If you have more than five employees working in San Antonio and/or Dallas and do not currently have a paid sick leave policy that is compliant with these ordinances, the fact that the Austin Court of Appeals has found a virtually identical ordinance to be unconstitutional technically does not absolve you from compliance with the San Antonio and/or Dallas ordinance, although you certainly have a good faith argument right now that these ordinances are also unconstitutional. The problem is there is currently no legal challenge to the San Antonio or Dallas ordinances pending in any court. This is likely because the Texas legislature was expected to resolve this issue in the 2019 legislative session; however, the ordinances, technically, stand as written.

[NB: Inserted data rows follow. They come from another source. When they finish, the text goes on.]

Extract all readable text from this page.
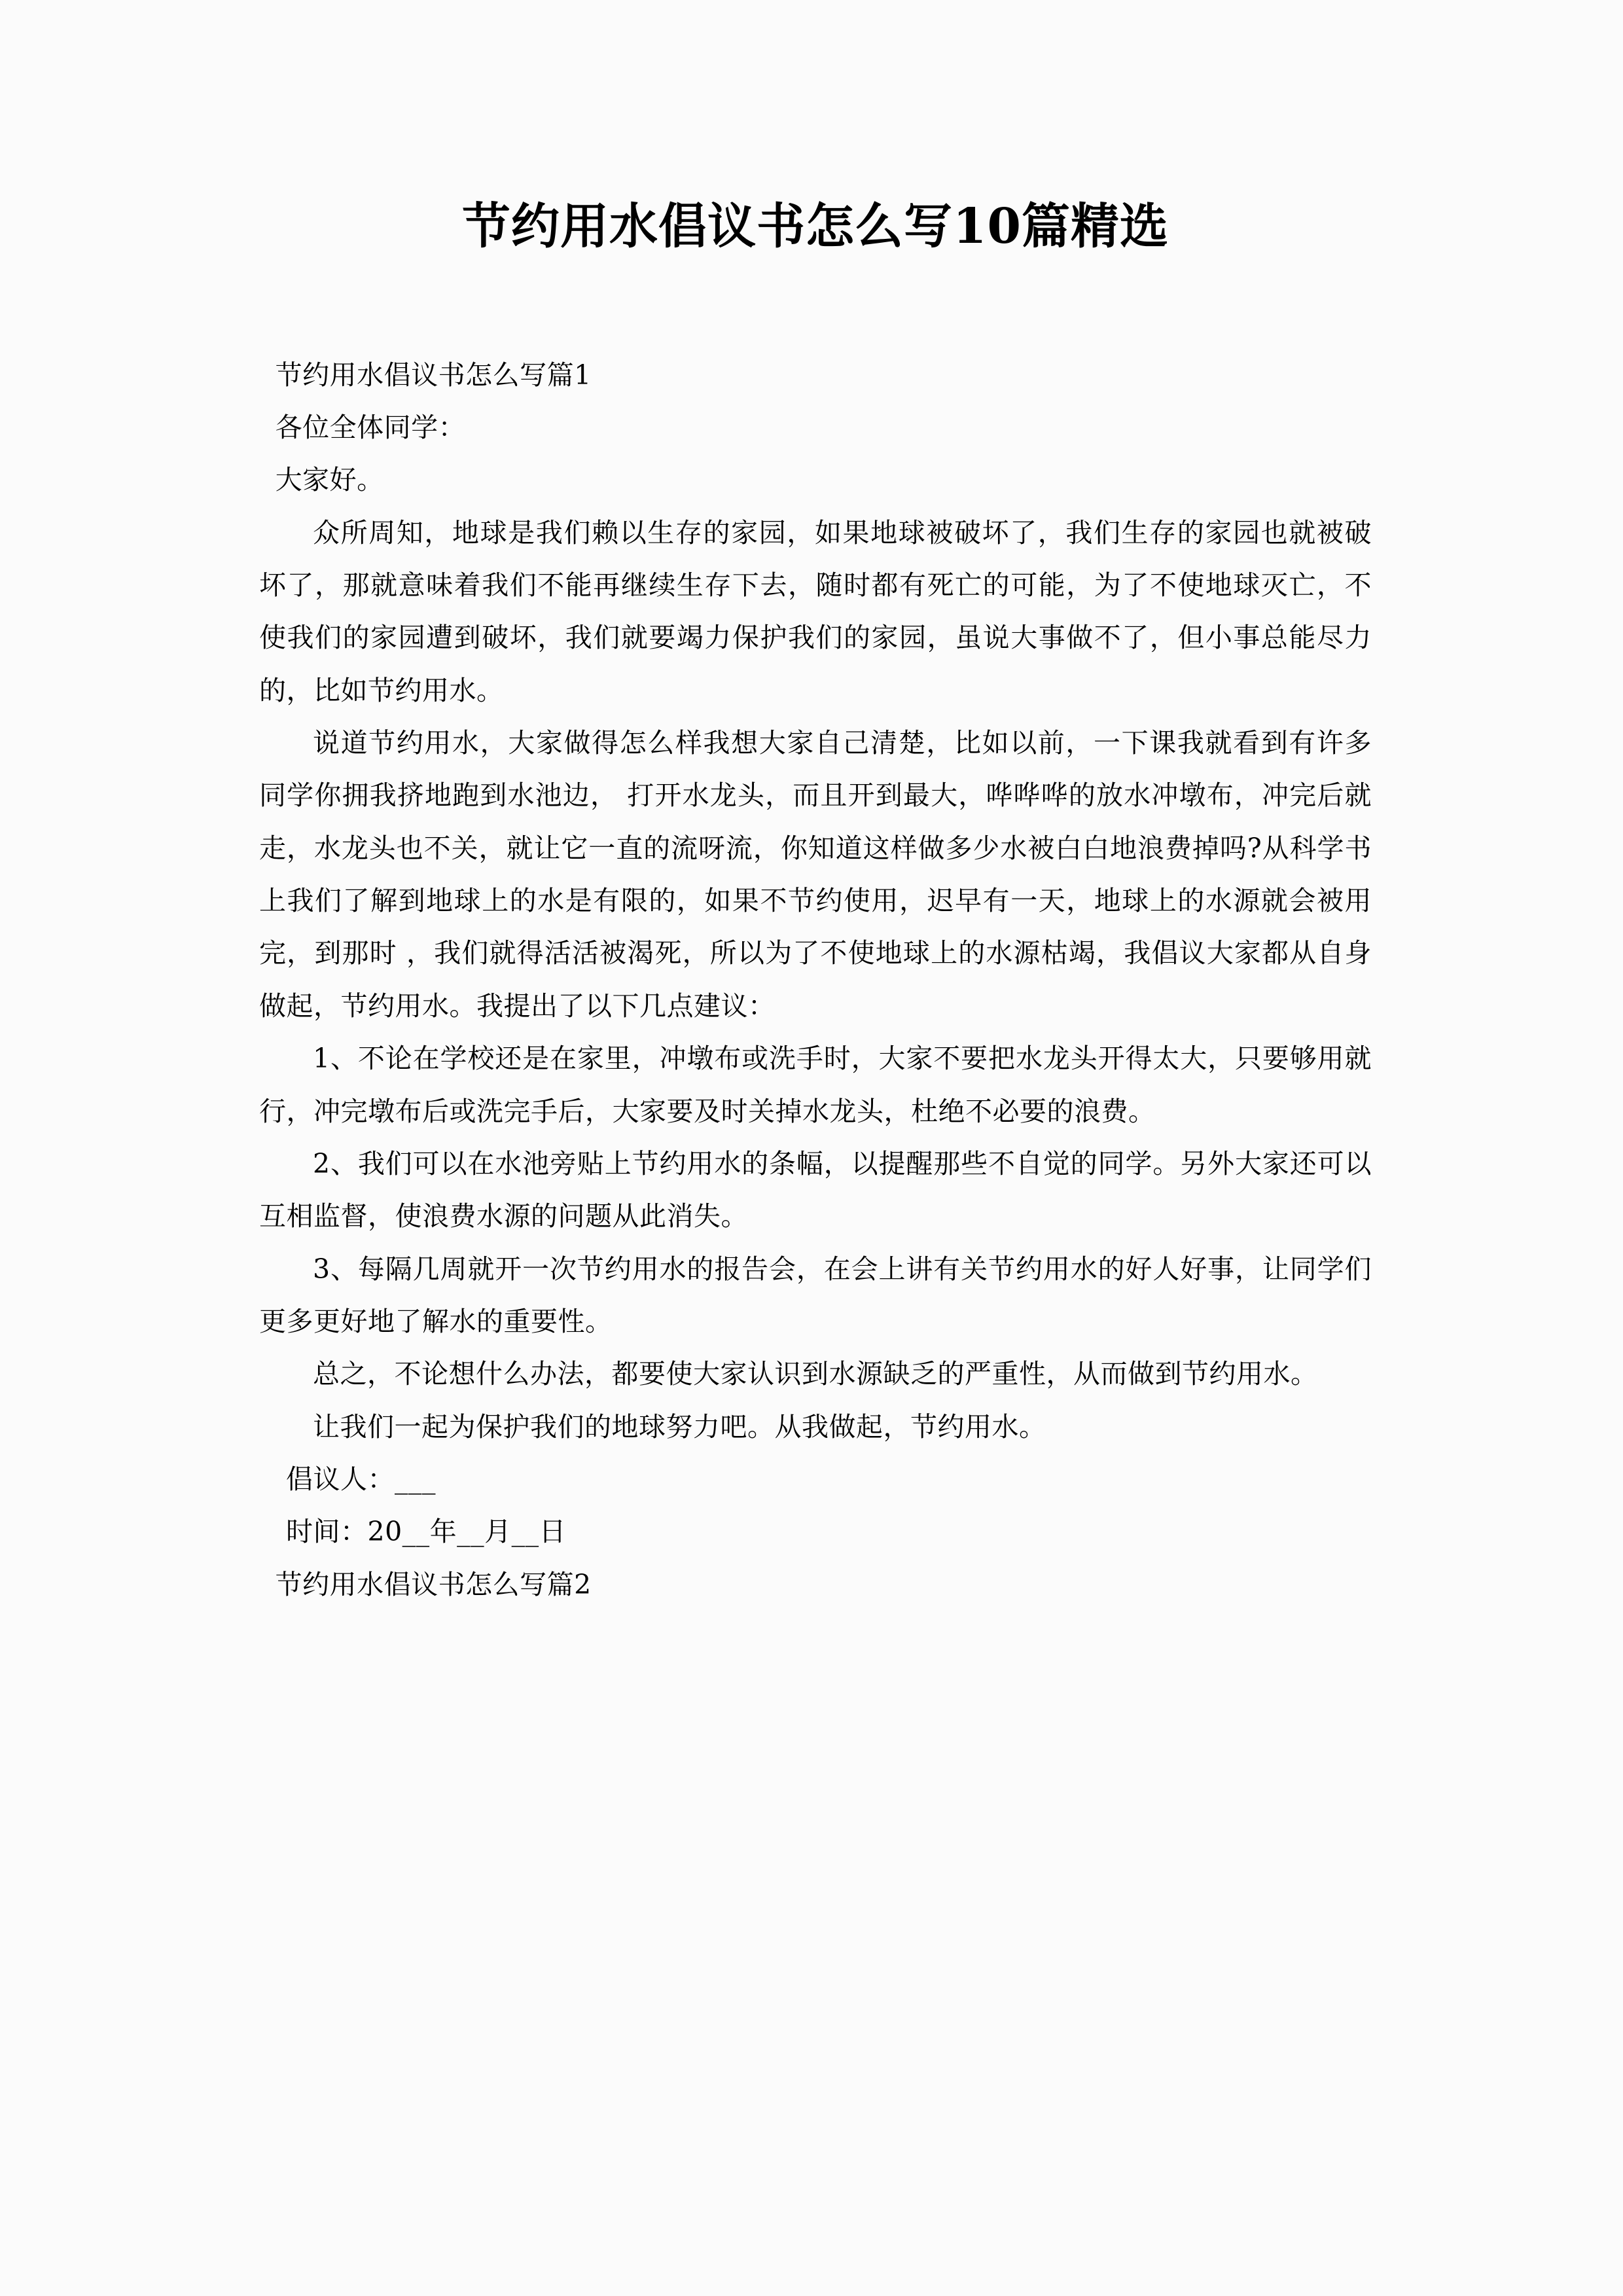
节约用水倡议书怎么写10篇精选

节约用水倡议书怎么写篇1

各位全体同学：

大家好。

众所周知，地球是我们赖以生存的家园，如果地球被破坏了，我们生存的家园也就被破坏了，那就意味着我们不能再继续生存下去，随时都有死亡的可能，为了不使地球灭亡，不使我们的家园遭到破坏，我们就要竭力保护我们的家园，虽说大事做不了，但小事总能尽力的，比如节约用水。

说道节约用水，大家做得怎么样我想大家自己清楚，比如以前，一下课我就看到有许多同学你拥我挤地跑到水池边， 打开水龙头，而且开到最大，哗哗哗的放水冲墩布，冲完后就走，水龙头也不关，就让它一直的流呀流，你知道这样做多少水被白白地浪费掉吗?从科学书上我们了解到地球上的水是有限的，如果不节约使用，迟早有一天，地球上的水源就会被用完，到那时 ，我们就得活活被渴死，所以为了不使地球上的水源枯竭，我倡议大家都从自身做起，节约用水。我提出了以下几点建议：

1、不论在学校还是在家里，冲墩布或洗手时，大家不要把水龙头开得太大，只要够用就行，冲完墩布后或洗完手后，大家要及时关掉水龙头，杜绝不必要的浪费。

2、我们可以在水池旁贴上节约用水的条幅，以提醒那些不自觉的同学。另外大家还可以互相监督，使浪费水源的问题从此消失。

3、每隔几周就开一次节约用水的报告会，在会上讲有关节约用水的好人好事，让同学们更多更好地了解水的重要性。

总之，不论想什么办法，都要使大家认识到水源缺乏的严重性，从而做到节约用水。

让我们一起为保护我们的地球努力吧。从我做起，节约用水。

倡议人：___

时间：20__年__月__日

节约用水倡议书怎么写篇2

An employer could take a “wait and see” approach until the Texas Supreme Court takes some action. Because of the delayed briefing schedule, it is unlikely that the Texas Supreme Court will take any action prior to August 1, 2019, when the ordinances take effect. Since neither San Antonio nor Dallas seems to be currently prepared to handle compliance complaints, and employers must be given an opportunity to cure before any civil fines can be assessed, this approach may be appropriate for your organization. Employers should keep in mind, however, that the ordinances allow civil penalties to be assessed without the opportunity for cure for successful retaliation claims. Also, a “wait and see” approach could cause a morale issue with employees who want this paid sick leave. An employer may also decide to plan for compliance on August 1, 2019, but remember, once you provide your employees with this benefit, it may be an even greater morale issue to “take it back.”

The content of this article is intended to provide a general guide to the subject matter. Specialist advice should be sought about your specific circumstances.